Kyiv, 11 November 1998 (RFE/RL) -- A group of Ukrainian generals, politicians and policy-makers is to travel later this month to Harvard University in the United States for a ten-day seminar.

The visit is organized by the U.S. Department of Defense. The subject under discussion will be Ukrainian national security.

Nancy Huntington, who directs the Harvard Ukrainian National Security Program, says that the seminar reflects the Western interest in Ukraine's stability and security. In her words, "a stable and independent Ukraine is of critical importance to peace and stability in Europe as a whole".

Vadim Tyutyunnyk from the Ukrainian National Security Council says such meetings are important for the Ukrainians as well. He said "when (Ukrainian) representatives go abroad they can cast a perspective eye on events and structures in Ukraine". He added that they "become better acquainted with the U.S. point of view on security in Europe and on the re-building of the Ukrainian state and military."

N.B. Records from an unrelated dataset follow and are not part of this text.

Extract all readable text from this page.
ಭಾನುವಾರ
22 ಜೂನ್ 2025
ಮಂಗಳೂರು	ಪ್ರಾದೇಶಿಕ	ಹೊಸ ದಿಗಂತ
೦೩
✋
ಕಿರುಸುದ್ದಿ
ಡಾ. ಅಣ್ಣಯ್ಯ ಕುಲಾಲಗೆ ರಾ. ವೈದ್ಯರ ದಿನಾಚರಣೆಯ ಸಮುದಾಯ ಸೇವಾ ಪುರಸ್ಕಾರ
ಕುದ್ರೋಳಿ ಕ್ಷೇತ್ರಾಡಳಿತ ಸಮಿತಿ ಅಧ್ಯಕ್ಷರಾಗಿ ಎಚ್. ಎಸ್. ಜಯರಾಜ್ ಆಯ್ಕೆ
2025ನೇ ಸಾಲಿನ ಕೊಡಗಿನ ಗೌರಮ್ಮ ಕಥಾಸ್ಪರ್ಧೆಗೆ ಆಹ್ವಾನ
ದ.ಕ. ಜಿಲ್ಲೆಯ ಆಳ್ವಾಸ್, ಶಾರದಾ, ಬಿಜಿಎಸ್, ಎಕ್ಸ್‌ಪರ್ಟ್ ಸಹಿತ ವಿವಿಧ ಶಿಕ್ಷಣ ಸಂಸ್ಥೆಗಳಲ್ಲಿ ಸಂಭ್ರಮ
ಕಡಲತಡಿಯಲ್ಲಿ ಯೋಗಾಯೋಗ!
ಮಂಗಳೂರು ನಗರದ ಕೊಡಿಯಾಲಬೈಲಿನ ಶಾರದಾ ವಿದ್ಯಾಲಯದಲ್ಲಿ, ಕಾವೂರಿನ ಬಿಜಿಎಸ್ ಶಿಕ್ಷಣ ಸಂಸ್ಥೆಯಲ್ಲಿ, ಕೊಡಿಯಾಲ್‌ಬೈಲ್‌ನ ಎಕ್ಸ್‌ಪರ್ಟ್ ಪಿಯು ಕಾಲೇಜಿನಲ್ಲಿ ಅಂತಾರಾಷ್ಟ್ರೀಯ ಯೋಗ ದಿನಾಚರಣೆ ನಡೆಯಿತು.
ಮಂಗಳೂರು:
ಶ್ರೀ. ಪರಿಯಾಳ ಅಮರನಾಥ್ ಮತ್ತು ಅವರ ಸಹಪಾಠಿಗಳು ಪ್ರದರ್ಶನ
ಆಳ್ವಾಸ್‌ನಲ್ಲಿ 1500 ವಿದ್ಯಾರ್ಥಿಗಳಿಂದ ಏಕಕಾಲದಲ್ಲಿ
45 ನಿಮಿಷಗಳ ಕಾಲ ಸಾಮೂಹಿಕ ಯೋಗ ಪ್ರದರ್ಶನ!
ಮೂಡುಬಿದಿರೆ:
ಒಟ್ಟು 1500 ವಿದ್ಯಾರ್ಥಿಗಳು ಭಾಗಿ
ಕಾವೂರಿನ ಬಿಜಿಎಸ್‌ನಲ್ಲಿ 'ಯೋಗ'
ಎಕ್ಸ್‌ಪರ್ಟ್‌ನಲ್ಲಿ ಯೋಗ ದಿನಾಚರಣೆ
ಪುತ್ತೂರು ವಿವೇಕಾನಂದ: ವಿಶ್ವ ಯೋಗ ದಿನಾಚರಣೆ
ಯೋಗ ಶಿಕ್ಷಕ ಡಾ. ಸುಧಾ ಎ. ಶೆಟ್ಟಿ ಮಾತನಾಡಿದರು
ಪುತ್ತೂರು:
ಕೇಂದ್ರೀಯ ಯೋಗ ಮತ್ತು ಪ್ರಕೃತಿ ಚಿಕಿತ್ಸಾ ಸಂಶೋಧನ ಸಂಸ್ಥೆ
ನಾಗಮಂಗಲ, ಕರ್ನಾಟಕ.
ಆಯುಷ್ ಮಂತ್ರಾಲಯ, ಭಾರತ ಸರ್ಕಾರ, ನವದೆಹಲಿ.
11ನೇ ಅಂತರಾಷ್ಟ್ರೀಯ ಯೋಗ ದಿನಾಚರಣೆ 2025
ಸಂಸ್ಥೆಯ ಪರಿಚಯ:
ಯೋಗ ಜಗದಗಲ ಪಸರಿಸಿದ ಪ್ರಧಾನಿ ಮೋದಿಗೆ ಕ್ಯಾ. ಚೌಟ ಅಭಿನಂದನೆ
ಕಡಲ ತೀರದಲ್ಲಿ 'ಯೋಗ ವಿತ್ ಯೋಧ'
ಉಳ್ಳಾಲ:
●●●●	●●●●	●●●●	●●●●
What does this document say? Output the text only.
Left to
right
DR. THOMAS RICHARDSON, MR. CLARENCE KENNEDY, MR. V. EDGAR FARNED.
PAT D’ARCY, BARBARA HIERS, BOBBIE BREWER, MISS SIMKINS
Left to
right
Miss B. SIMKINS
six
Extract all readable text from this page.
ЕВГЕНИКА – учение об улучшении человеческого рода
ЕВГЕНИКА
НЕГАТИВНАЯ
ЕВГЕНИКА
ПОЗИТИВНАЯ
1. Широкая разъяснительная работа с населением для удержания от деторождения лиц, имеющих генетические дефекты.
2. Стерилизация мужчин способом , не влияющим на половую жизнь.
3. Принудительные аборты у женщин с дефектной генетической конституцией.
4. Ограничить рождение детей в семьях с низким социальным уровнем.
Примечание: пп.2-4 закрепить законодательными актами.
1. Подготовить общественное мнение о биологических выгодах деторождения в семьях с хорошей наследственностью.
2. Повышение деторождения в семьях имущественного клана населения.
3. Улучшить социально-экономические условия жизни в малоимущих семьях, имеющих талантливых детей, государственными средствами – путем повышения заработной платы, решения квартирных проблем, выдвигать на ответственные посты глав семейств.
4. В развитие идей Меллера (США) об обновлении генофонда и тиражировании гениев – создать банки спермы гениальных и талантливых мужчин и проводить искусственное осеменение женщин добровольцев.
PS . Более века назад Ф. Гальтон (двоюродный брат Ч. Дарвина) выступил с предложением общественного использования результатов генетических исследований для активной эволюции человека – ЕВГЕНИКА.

The Harvard Ukrainian National Security Program got underway last year, when 30 high-level military and civilian officials from Ukraine attended two weeks of intensive lectures and discussions at the John F. Kennedy School of Government at Harvard.

Along with the Ukrainians, four U.S. generals attended. This year six to eight are expected to participate.

The John F. Kennedy School of Government, Harvard's graduate school of public administration and policy, has been offering similar courses for Russian military officers since 1991.

The Ukrainian course, however, is supposed to reach civilian and even non-government decision-makers from strategic institutes and the media.

Participants are selected jointly by Ukrainian authorities and by Harvard, said the National Security Council's Tyutyunnyk, who organized the course at the Ukrainian end. He said his side chooses candidates with management abilities who have the potential of going on to hold positions of influence.

Harvard's Huntington recalls that the program had its inception in 1996 with a small group of what she called 'Ukraine Watchers' at Harvard, herself included. She said they had long been tracking Ukraine's foreign policy in relation to its suddenly important position between Western Europe and Russia.

The seminar looks at topics like post-Cold War deterrence, NATO's Partnership for Peace program, and policy formulation. The Ukrainians are instructed in decision-making processes and in internal policy like relations between general staffs and ministries of defense.

The classes are led by Washington policy-makers both current and retired, and top academics from Harvard and other universities.

Tyutyunnyk was impressed by the high level of the American instructors last year and was particularly pleased by the opportunity to communicate with Pentagon generals. He said "the usefulness of these visits lies in the chance to freely communicate and express".

Tyutyunnyk added that he was impressed by the "very democratic system that governs Harvard." He said that the Ukrainian side includes teachers "so they can encounter a different method of preparing specialists."

The Ukrainians are expected to make their own contributions, in the form of presentations on Ukrainian national security challenges.

Huntington said last year's "Ukrainian delegation was noteworthy for its intellectual sophistication, its seriousness, its energy and its engagement in the enterprise". The program is funded by the Smith Richardson Foundation, the U.S Department of Defense and British defense institutions. This year, the participants will also visit NATO Headquarters in Belgium, the Pentagon, the British Ministry of Defense and the Western European Union in Paris.